Wer Ueli Maurer im Ständerat zum Einschlafen bringt

Es geschah während der Budgetdebatte des Ständerates am Montag. Es ging um die «themenbezogene Berichterstattung zu einzelnen Verwaltungseinheiten» wie es Ratspräsident Alex Kuprecht nannte. Und die Basler Sozialdemokratin Eva Herzog, die seit 2019 der kleinen Kammer angehört, las als Kommissionssprecherin leise und in monotoner Tonlage die etwas lang geratene Entscheidungsfindung der Finanzkommission zum Voranschlag der Bereiche Behörden und Gerichte vor.

Zugegeben, das ist nicht gerade eine Geschichte, die das Publikum elektrisiert. Der Ratssaal war denn auch halbleer. Nur einer musste pickelhart ausharren – Finanzminister Ueli Maurer.

In der ersten Sessionswoche spulte er im Nationalrat bereits neun Stunden Budgetdebatte ab, nun das Gleiche nochmal im Ständerat und dazu die Litanei Herzogs. Das war selbst für den sonst sportlichen Finanzminister zu viel. Und so sass er da, mit übereinander geschlagenen Beinen, der Rednerin zugewandt, die Arme verschränkt – und Augendeckeln, die sich wie Blei anfühlen mussten.

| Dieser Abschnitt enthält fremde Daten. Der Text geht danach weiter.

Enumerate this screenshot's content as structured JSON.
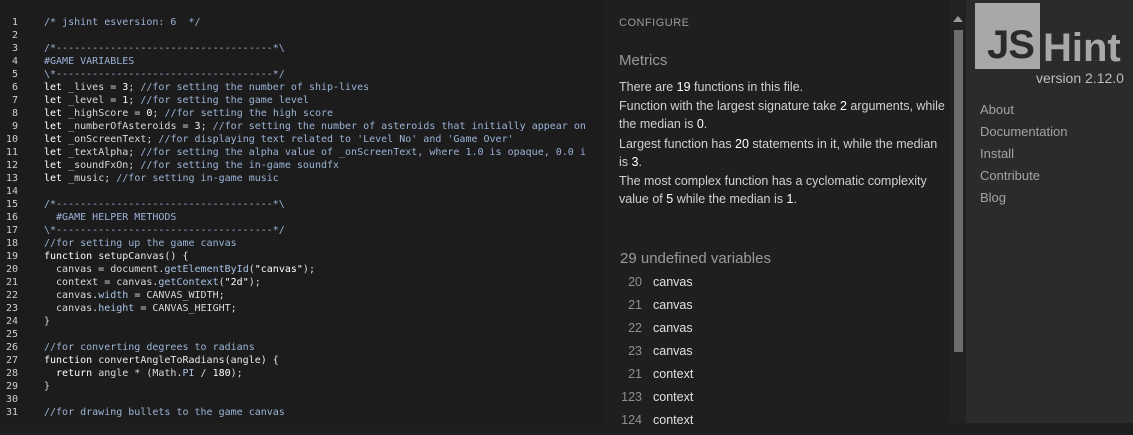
{
  "editor": {
    "lines": [
      {
        "n": "1",
        "tokens": [
          {
            "c": "c",
            "t": "/* jshint esversion: 6  */"
          }
        ]
      },
      {
        "n": "2",
        "tokens": []
      },
      {
        "n": "3",
        "tokens": [
          {
            "c": "c",
            "t": "/*------------------------------------*\\"
          }
        ]
      },
      {
        "n": "4",
        "tokens": [
          {
            "c": "c",
            "t": "#GAME VARIABLES"
          }
        ]
      },
      {
        "n": "5",
        "tokens": [
          {
            "c": "c",
            "t": "\\*------------------------------------*/"
          }
        ]
      },
      {
        "n": "6",
        "tokens": [
          {
            "c": "k",
            "t": "let "
          },
          {
            "c": "p",
            "t": "_lives = "
          },
          {
            "c": "n",
            "t": "3"
          },
          {
            "c": "p",
            "t": "; "
          },
          {
            "c": "c",
            "t": "//for setting the number of ship-lives"
          }
        ]
      },
      {
        "n": "7",
        "tokens": [
          {
            "c": "k",
            "t": "let "
          },
          {
            "c": "p",
            "t": "_level = "
          },
          {
            "c": "n",
            "t": "1"
          },
          {
            "c": "p",
            "t": "; "
          },
          {
            "c": "c",
            "t": "//for setting the game level"
          }
        ]
      },
      {
        "n": "8",
        "tokens": [
          {
            "c": "k",
            "t": "let "
          },
          {
            "c": "p",
            "t": "_highScore = "
          },
          {
            "c": "n",
            "t": "0"
          },
          {
            "c": "p",
            "t": "; "
          },
          {
            "c": "c",
            "t": "//for setting the high score"
          }
        ]
      },
      {
        "n": "9",
        "tokens": [
          {
            "c": "k",
            "t": "let "
          },
          {
            "c": "p",
            "t": "_numberOfAsteroids = "
          },
          {
            "c": "n",
            "t": "3"
          },
          {
            "c": "p",
            "t": "; "
          },
          {
            "c": "c",
            "t": "//for setting the number of asteroids that initially appear on"
          }
        ]
      },
      {
        "n": "10",
        "tokens": [
          {
            "c": "k",
            "t": "let "
          },
          {
            "c": "p",
            "t": "_onScreenText; "
          },
          {
            "c": "c",
            "t": "//for displaying text related to 'Level No' and 'Game Over'"
          }
        ]
      },
      {
        "n": "11",
        "tokens": [
          {
            "c": "k",
            "t": "let "
          },
          {
            "c": "p",
            "t": "_textAlpha; "
          },
          {
            "c": "c",
            "t": "//for setting the alpha value of _onScreenText, where 1.0 is opaque, 0.0 i"
          }
        ]
      },
      {
        "n": "12",
        "tokens": [
          {
            "c": "k",
            "t": "let "
          },
          {
            "c": "p",
            "t": "_soundFxOn; "
          },
          {
            "c": "c",
            "t": "//for setting the in-game soundfx"
          }
        ]
      },
      {
        "n": "13",
        "tokens": [
          {
            "c": "k",
            "t": "let "
          },
          {
            "c": "p",
            "t": "_music; "
          },
          {
            "c": "c",
            "t": "//for setting in-game music"
          }
        ]
      },
      {
        "n": "14",
        "tokens": []
      },
      {
        "n": "15",
        "tokens": [
          {
            "c": "c",
            "t": "/*------------------------------------*\\"
          }
        ]
      },
      {
        "n": "16",
        "tokens": [
          {
            "c": "c",
            "t": "  #GAME HELPER METHODS"
          }
        ]
      },
      {
        "n": "17",
        "tokens": [
          {
            "c": "c",
            "t": "\\*------------------------------------*/"
          }
        ]
      },
      {
        "n": "18",
        "tokens": [
          {
            "c": "c",
            "t": "//for setting up the game canvas"
          }
        ]
      },
      {
        "n": "19",
        "tokens": [
          {
            "c": "k",
            "t": "function "
          },
          {
            "c": "f",
            "t": "setupCanvas() {"
          }
        ]
      },
      {
        "n": "20",
        "tokens": [
          {
            "c": "p",
            "t": "  canvas = document."
          },
          {
            "c": "prop",
            "t": "getElementById"
          },
          {
            "c": "p",
            "t": "("
          },
          {
            "c": "s",
            "t": "\"canvas\""
          },
          {
            "c": "p",
            "t": ");"
          }
        ]
      },
      {
        "n": "21",
        "tokens": [
          {
            "c": "p",
            "t": "  context = canvas."
          },
          {
            "c": "prop",
            "t": "getContext"
          },
          {
            "c": "p",
            "t": "("
          },
          {
            "c": "s",
            "t": "\"2d\""
          },
          {
            "c": "p",
            "t": ");"
          }
        ]
      },
      {
        "n": "22",
        "tokens": [
          {
            "c": "p",
            "t": "  canvas."
          },
          {
            "c": "prop",
            "t": "width"
          },
          {
            "c": "p",
            "t": " = CANVAS_WIDTH;"
          }
        ]
      },
      {
        "n": "23",
        "tokens": [
          {
            "c": "p",
            "t": "  canvas."
          },
          {
            "c": "prop",
            "t": "height"
          },
          {
            "c": "p",
            "t": " = CANVAS_HEIGHT;"
          }
        ]
      },
      {
        "n": "24",
        "tokens": [
          {
            "c": "p",
            "t": "}"
          }
        ]
      },
      {
        "n": "25",
        "tokens": []
      },
      {
        "n": "26",
        "tokens": [
          {
            "c": "c",
            "t": "//for converting degrees to radians"
          }
        ]
      },
      {
        "n": "27",
        "tokens": [
          {
            "c": "k",
            "t": "function "
          },
          {
            "c": "f",
            "t": "convertAngleToRadians(angle) {"
          }
        ]
      },
      {
        "n": "28",
        "tokens": [
          {
            "c": "k",
            "t": "  return "
          },
          {
            "c": "p",
            "t": "angle * (Math."
          },
          {
            "c": "prop",
            "t": "PI"
          },
          {
            "c": "p",
            "t": " / "
          },
          {
            "c": "n",
            "t": "180"
          },
          {
            "c": "p",
            "t": ");"
          }
        ]
      },
      {
        "n": "29",
        "tokens": [
          {
            "c": "p",
            "t": "}"
          }
        ]
      },
      {
        "n": "30",
        "tokens": []
      },
      {
        "n": "31",
        "tokens": [
          {
            "c": "c",
            "t": "//for drawing bullets to the game canvas"
          }
        ]
      }
    ]
  },
  "report": {
    "configure": "CONFIGURE",
    "metrics_title": "Metrics",
    "metric_functions": {
      "pre": "There are ",
      "num": "19",
      "post": " functions in this file."
    },
    "metric_signature": {
      "pre": "Function with the largest signature take ",
      "num1": "2",
      "mid": " arguments, while the median is ",
      "num2": "0",
      "post": "."
    },
    "metric_statements": {
      "pre": "Largest function has ",
      "num1": "20",
      "mid": " statements in it, while the median is ",
      "num2": "3",
      "post": "."
    },
    "metric_complexity": {
      "pre": "The most complex function has a cyclomatic complexity value of ",
      "num1": "5",
      "mid": " while the median is ",
      "num2": "1",
      "post": "."
    },
    "undefined_title": "29 undefined variables",
    "undefined": [
      {
        "line": "20",
        "name": "canvas"
      },
      {
        "line": "21",
        "name": "canvas"
      },
      {
        "line": "22",
        "name": "canvas"
      },
      {
        "line": "23",
        "name": "canvas"
      },
      {
        "line": "21",
        "name": "context"
      },
      {
        "line": "123",
        "name": "context"
      },
      {
        "line": "124",
        "name": "context"
      }
    ]
  },
  "sidebar": {
    "logo_js": "JS",
    "logo_hint": "Hint",
    "version": "version 2.12.0",
    "nav": [
      "About",
      "Documentation",
      "Install",
      "Contribute",
      "Blog"
    ]
  }
}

Sein Kopf kippte ein paar Mal gefährlich auf die Brust. Und gerade als man dachte, jetzt döst er definitiv weg, raffte sich Maurer noch einmal zusammen und konsultierte diskret unter dem Pult sein Handy, wirft einen Blick in einen Ordner vor ihm, lehnt sich mit aufgesetzter Brille in den Stuhl zurück und der Kampf beginnt von vorn.